I have found that the router MAC address of users within the same network slightly differ, and I'm wondering if there's a way to figure out the reason behind the differences.
Data
The following MAC addresses were reported by three different Android users connected to the same Starbucks wireless network:
02:18:1a:31:21:ce - User A
00:18:0a:31:21:ce - User B
02:18:1A:31:21:CE - User C
-+:--:+-:--:--:-- - Differences (+) (ignoring case)

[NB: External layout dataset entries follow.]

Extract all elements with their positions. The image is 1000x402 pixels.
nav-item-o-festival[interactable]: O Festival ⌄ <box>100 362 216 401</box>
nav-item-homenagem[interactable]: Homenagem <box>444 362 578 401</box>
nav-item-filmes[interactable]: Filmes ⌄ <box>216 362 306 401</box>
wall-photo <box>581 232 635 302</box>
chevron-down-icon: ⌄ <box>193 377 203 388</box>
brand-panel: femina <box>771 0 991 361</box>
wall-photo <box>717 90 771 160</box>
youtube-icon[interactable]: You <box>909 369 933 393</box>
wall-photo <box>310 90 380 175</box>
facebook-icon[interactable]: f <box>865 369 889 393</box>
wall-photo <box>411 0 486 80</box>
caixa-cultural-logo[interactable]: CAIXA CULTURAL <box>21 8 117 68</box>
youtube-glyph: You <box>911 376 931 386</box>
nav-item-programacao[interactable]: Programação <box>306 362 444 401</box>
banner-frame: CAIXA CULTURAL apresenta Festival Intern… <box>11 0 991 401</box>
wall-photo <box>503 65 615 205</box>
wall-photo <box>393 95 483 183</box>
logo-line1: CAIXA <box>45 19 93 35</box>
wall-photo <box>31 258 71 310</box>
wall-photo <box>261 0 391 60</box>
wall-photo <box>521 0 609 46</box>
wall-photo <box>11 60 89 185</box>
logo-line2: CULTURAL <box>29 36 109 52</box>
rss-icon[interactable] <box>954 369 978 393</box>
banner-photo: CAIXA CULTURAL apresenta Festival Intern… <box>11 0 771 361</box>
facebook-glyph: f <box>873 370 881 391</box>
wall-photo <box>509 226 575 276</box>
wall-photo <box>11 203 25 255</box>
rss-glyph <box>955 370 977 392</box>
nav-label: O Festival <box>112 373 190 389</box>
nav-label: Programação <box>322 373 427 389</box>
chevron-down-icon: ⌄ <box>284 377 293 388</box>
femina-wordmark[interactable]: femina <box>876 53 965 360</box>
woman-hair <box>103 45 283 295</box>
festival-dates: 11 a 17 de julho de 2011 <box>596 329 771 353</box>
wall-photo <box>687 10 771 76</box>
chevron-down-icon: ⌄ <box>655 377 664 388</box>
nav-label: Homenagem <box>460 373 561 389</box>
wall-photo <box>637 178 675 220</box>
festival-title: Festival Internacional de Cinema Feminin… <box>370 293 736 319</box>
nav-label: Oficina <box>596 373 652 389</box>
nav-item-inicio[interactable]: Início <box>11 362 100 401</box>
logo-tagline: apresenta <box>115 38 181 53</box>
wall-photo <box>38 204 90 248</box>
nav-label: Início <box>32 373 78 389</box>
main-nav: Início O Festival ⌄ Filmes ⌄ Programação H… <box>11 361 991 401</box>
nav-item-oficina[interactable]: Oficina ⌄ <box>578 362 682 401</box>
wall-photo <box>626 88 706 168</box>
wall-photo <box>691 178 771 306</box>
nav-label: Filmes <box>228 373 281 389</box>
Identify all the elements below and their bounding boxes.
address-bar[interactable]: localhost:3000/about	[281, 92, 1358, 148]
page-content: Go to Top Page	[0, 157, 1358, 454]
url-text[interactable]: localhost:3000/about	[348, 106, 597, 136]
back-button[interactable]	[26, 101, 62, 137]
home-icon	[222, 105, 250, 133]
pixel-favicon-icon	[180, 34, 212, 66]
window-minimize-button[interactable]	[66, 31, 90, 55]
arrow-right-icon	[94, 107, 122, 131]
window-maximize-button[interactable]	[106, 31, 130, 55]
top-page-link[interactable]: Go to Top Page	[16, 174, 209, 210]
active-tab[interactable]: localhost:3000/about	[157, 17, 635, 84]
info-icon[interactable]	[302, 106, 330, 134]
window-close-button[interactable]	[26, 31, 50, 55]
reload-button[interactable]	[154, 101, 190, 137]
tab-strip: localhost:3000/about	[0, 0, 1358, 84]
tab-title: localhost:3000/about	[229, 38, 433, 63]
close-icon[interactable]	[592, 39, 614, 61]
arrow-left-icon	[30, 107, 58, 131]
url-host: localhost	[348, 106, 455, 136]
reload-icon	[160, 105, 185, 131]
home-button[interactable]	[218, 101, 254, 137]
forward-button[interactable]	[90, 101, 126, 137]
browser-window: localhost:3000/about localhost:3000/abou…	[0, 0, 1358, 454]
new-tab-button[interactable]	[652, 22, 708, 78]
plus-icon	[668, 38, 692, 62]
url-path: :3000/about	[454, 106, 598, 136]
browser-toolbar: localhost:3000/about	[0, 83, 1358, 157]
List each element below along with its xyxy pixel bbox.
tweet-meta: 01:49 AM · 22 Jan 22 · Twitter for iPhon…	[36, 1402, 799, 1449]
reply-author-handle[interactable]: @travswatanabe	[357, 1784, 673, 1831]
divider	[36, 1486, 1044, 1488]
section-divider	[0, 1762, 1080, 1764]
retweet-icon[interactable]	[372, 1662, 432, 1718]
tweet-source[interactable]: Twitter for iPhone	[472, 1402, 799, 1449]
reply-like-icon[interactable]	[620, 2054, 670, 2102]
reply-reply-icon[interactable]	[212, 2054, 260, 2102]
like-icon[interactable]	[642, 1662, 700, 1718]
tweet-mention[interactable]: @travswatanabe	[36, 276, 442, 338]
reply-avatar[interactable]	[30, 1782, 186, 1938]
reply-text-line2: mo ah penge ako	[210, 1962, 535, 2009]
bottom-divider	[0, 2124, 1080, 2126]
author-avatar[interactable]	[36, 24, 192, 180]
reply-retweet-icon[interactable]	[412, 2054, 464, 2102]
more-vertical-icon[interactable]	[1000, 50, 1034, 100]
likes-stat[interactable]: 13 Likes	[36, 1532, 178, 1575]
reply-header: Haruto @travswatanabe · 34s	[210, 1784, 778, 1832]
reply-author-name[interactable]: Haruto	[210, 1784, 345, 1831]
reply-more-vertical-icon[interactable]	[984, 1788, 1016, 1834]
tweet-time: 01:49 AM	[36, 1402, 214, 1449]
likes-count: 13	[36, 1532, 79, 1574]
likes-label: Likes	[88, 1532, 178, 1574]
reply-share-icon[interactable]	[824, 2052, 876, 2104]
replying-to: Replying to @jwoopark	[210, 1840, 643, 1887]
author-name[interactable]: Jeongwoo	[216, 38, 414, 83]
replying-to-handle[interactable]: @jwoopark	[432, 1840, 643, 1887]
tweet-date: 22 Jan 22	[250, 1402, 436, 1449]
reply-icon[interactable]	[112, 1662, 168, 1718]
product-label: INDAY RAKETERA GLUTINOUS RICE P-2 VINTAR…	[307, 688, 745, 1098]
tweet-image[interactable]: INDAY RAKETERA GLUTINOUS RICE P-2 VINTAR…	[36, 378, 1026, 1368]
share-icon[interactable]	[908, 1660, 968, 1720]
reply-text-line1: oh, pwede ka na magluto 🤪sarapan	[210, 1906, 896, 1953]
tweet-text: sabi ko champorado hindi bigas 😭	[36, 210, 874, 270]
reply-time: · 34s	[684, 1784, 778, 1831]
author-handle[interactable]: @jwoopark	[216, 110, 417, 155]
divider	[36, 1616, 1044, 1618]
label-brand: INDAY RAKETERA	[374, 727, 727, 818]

The MAC addresses have 10 characters in common, and differ by two other characters. The wireless network requires sign-in with a username and password given by the cashier; all the customers in the shop used the same username/password combination.
The question
Is there any logic behind the differences in the MAC addresses? Can I assume that similar router MAC address insinuate users within the same wifi network?
Clarification
Clearly, MAC addresses can be spoofed to any arbitrary value. I wonder whether, in practice, similar MAC addresses are likely to belong to the same network - a.k.a the reason behind spoofing.
There is no pattern for a given network, they're hardware based. If you see similar addresses, you just got lucky. Here's the standard for MAC addresses: http://standards.ieee.org/develop/regauth/tut/macgrp.pdf
However, remember that just about every device is set up to be able to fake a MAC address or change them. So really don't trust them.